A breakthrough in cancer research might have occurred.
Scientists have developed a universal cancer test that is able to detect traces of cancer in a patient’s bloodstream.
A cheap and simple test offers results in 10 minutes
This cheap and simple test uses a color-changing fluid to reveal the presence of malignant cells anywhere in the human body and also provides results in less than 10 minutes.
This test is still in development, and it draws a radical new approach to cancer detection that could make routine screening a straightforward procedure for doctors.
“A major advantage of this technique is that it is very cheap and extremely simple to do so that it could be adopted in the clinic quite easily,” said Laura Carrascosa, a researcher at the University of Queensland.
The test has a sensitivity of about 90%, and this means that it would be able to detect about 90 cases of cancer from 100. It would be an initial check for the disease.
“Our technique could be a screening tool to inform clinicians that a patient may have cancer, but they would require subsequent tests with other techniques to identify the cancer type and stage,” Carrascosa said.

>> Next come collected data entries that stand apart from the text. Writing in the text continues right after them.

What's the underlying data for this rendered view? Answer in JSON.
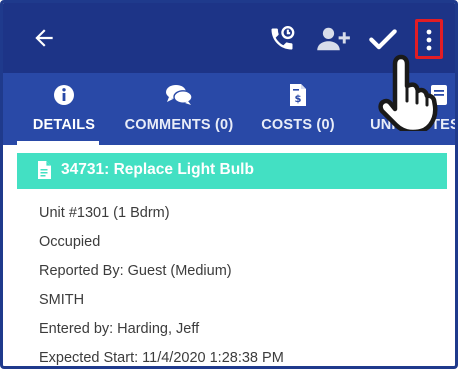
{
  "toolbar": {
    "icons": [
      "back-arrow-icon",
      "phone-callback-icon",
      "add-user-icon",
      "check-icon",
      "more-vert-icon"
    ],
    "accent_highlight": "#e21d24",
    "background": "#1d3487"
  },
  "tabs": [
    {
      "label": "DETAILS",
      "icon": "info-icon",
      "selected": true
    },
    {
      "label": "COMMENTS (0)",
      "icon": "chat-bubbles-icon",
      "selected": false
    },
    {
      "label": "COSTS (0)",
      "icon": "invoice-icon",
      "selected": false
    },
    {
      "label": "UNIT NOTES",
      "icon": "note-icon",
      "selected": false
    }
  ],
  "work_order": {
    "title": "34731: Replace Light Bulb",
    "banner_color": "#43e0c3"
  },
  "details": {
    "lines": [
      "Unit #1301 (1 Bdrm)",
      "Occupied",
      "Reported By: Guest  (Medium)",
      "SMITH",
      "Entered by: Harding, Jeff",
      "Expected Start: 11/4/2020 1:28:38 PM"
    ]
  }
}
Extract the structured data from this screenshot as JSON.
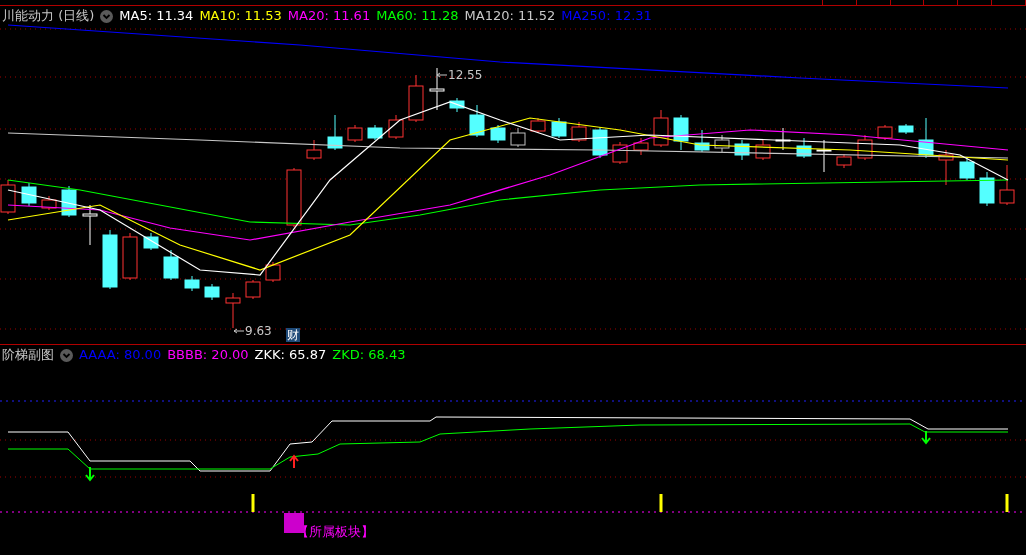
{
  "price_panel": {
    "title": "川能动力 (日线)",
    "indicators": [
      {
        "text": "MA5: 11.34",
        "color": "#ffffff"
      },
      {
        "text": "MA10: 11.53",
        "color": "#ffff00"
      },
      {
        "text": "MA20: 11.61",
        "color": "#ff00ff"
      },
      {
        "text": "MA60: 11.28",
        "color": "#00ff00"
      },
      {
        "text": "MA120: 11.52",
        "color": "#c8c8c8"
      },
      {
        "text": "MA250: 12.31",
        "color": "#0000ff"
      }
    ],
    "annotations": [
      {
        "kind": "high",
        "text": "12.55"
      },
      {
        "kind": "low",
        "text": "9.63"
      }
    ],
    "badge": "财"
  },
  "sub_panel": {
    "title": "阶梯副图",
    "indicators": [
      {
        "text": "AAAA: 80.00",
        "color": "#0000ff"
      },
      {
        "text": "BBBB: 20.00",
        "color": "#ff00ff"
      },
      {
        "text": "ZKK: 65.87",
        "color": "#ffffff"
      },
      {
        "text": "ZKD: 68.43",
        "color": "#00ff00"
      }
    ],
    "tag": "【所属板块】"
  }
}
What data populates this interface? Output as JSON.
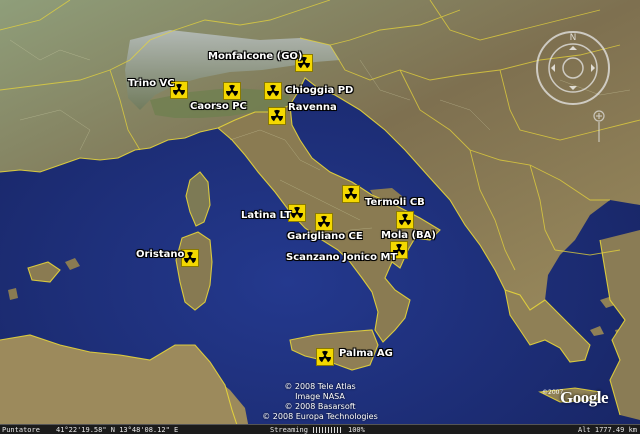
{
  "sites": [
    {
      "id": "trino",
      "label": "Trino VC"
    },
    {
      "id": "caorso",
      "label": "Caorso PC"
    },
    {
      "id": "monfalcone",
      "label": "Monfalcone (GO)"
    },
    {
      "id": "chioggia",
      "label": "Chioggia PD"
    },
    {
      "id": "ravenna",
      "label": "Ravenna"
    },
    {
      "id": "termoli",
      "label": "Termoli CB"
    },
    {
      "id": "latina",
      "label": "Latina LT"
    },
    {
      "id": "garigliano",
      "label": "Garigliano CE"
    },
    {
      "id": "mola",
      "label": "Mola (BA)"
    },
    {
      "id": "scanzano",
      "label": "Scanzano Jonico MT"
    },
    {
      "id": "oristano",
      "label": "Oristano"
    },
    {
      "id": "palma",
      "label": "Palma AG"
    }
  ],
  "marker_icon": "radiation-hazard-icon",
  "marker_color": "#f4d800",
  "attribution": {
    "line1": "© 2008 Tele Atlas",
    "line2": "Image NASA",
    "line3": "© 2008 Basarsoft",
    "line4": "© 2008 Europa Technologies"
  },
  "status_bar": {
    "pointer_label": "Puntatore",
    "pointer_coords": "41°22'19.58\" N    13°48'08.12\" E",
    "streaming_label": "Streaming",
    "streaming_percent": "100%",
    "streaming_fraction": 1.0,
    "altitude": "Alt  1777.49 km"
  },
  "branding": {
    "logo": "Google",
    "copyright": "©2007"
  },
  "colors": {
    "sea": "#1b2b7a",
    "land": "#8c7a55",
    "border": "#e8d63a"
  }
}
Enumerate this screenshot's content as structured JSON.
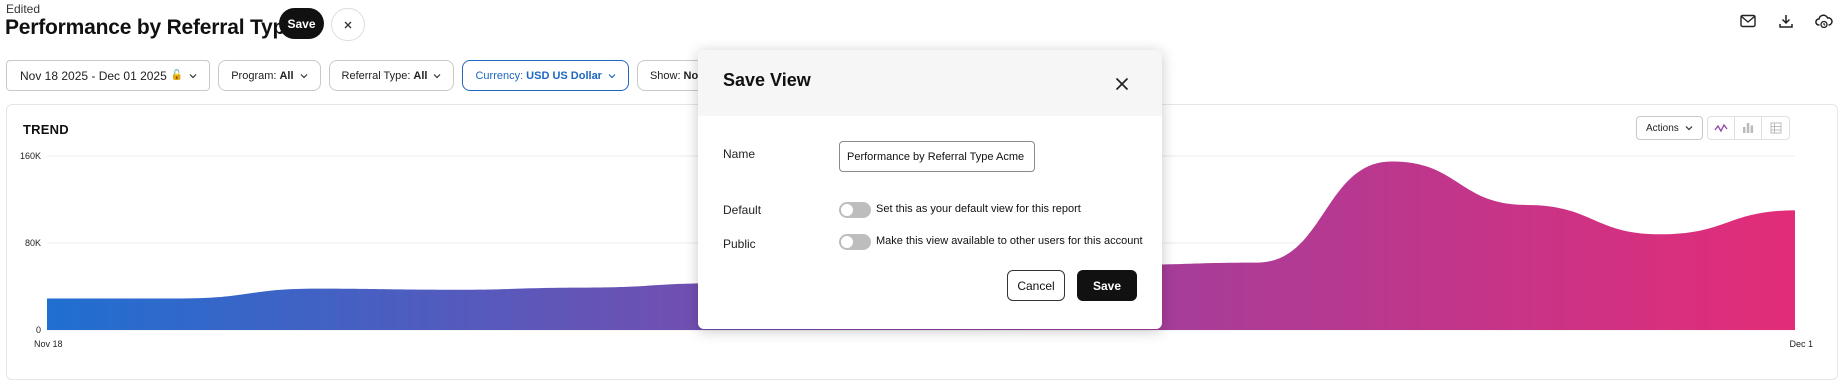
{
  "header": {
    "status": "Edited",
    "title": "Performance by Referral Type",
    "save_label": "Save"
  },
  "filters": {
    "date_range": "Nov 18 2025 - Dec 01 2025",
    "program": {
      "label": "Program:",
      "value": "All"
    },
    "referral_type": {
      "label": "Referral Type:",
      "value": "All"
    },
    "currency": {
      "label": "Currency:",
      "value": "USD US Dollar"
    },
    "show": {
      "label": "Show:",
      "value": "None"
    }
  },
  "trend_card": {
    "title": "TREND",
    "actions_label": "Actions"
  },
  "chart_data": {
    "type": "area",
    "title": "TREND",
    "xlabel": "",
    "ylabel": "",
    "x_tick_labels": [
      "Nov 18",
      "Dec 1"
    ],
    "y_tick_labels": [
      "0",
      "80K",
      "160K"
    ],
    "ylim": [
      0,
      160000
    ],
    "grid": true,
    "gradient_colors": [
      "#1f6fd1",
      "#8e44a6",
      "#e32c78"
    ],
    "x": [
      "Nov 18",
      "Nov 19",
      "Nov 20",
      "Nov 21",
      "Nov 22",
      "Nov 23",
      "Nov 24",
      "Nov 25",
      "Nov 26",
      "Nov 27",
      "Nov 28",
      "Nov 29",
      "Nov 30",
      "Dec 1"
    ],
    "series": [
      {
        "values": [
          29000,
          29000,
          38000,
          37000,
          39000,
          43000,
          48000,
          55000,
          60000,
          62000,
          155000,
          115000,
          88000,
          110000
        ]
      }
    ]
  },
  "modal": {
    "title": "Save View",
    "name_label": "Name",
    "name_value": "Performance by Referral Type Acme C",
    "default_label": "Default",
    "default_text": "Set this as your default view for this report",
    "public_label": "Public",
    "public_text": "Make this view available to other users for this account",
    "cancel_label": "Cancel",
    "save_label": "Save"
  }
}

The test was made possible by the discovery that cancer DNA and normal DNA stick to metal surfaces in different ways.
This led the team to develop a test that can make the difference between healthy and malignant cells.
After a bunch of experiments, the expert hit on the new test for cancer. The Guardian details more info about how this test is conducted, so make sure to give the article a look.
“The test is sensitive enough to detect very low levels of cancer DNA in the sample,” Carrascosa said.
Matt Trau is a professor of chemistry at the University of Queensland and he led the team of researchers who have run the test on 200 human cancer samples and healthy DNA.
“We certainly don’t know yet whether it’s the holy grail for all cancer diagnostics, but it looks really interesting as an incredibly simple universal marker for cancer, and as an accessible and inexpensive technology that doesn’t require complicated lab-based equipment like DNA sequencing,” Trau said.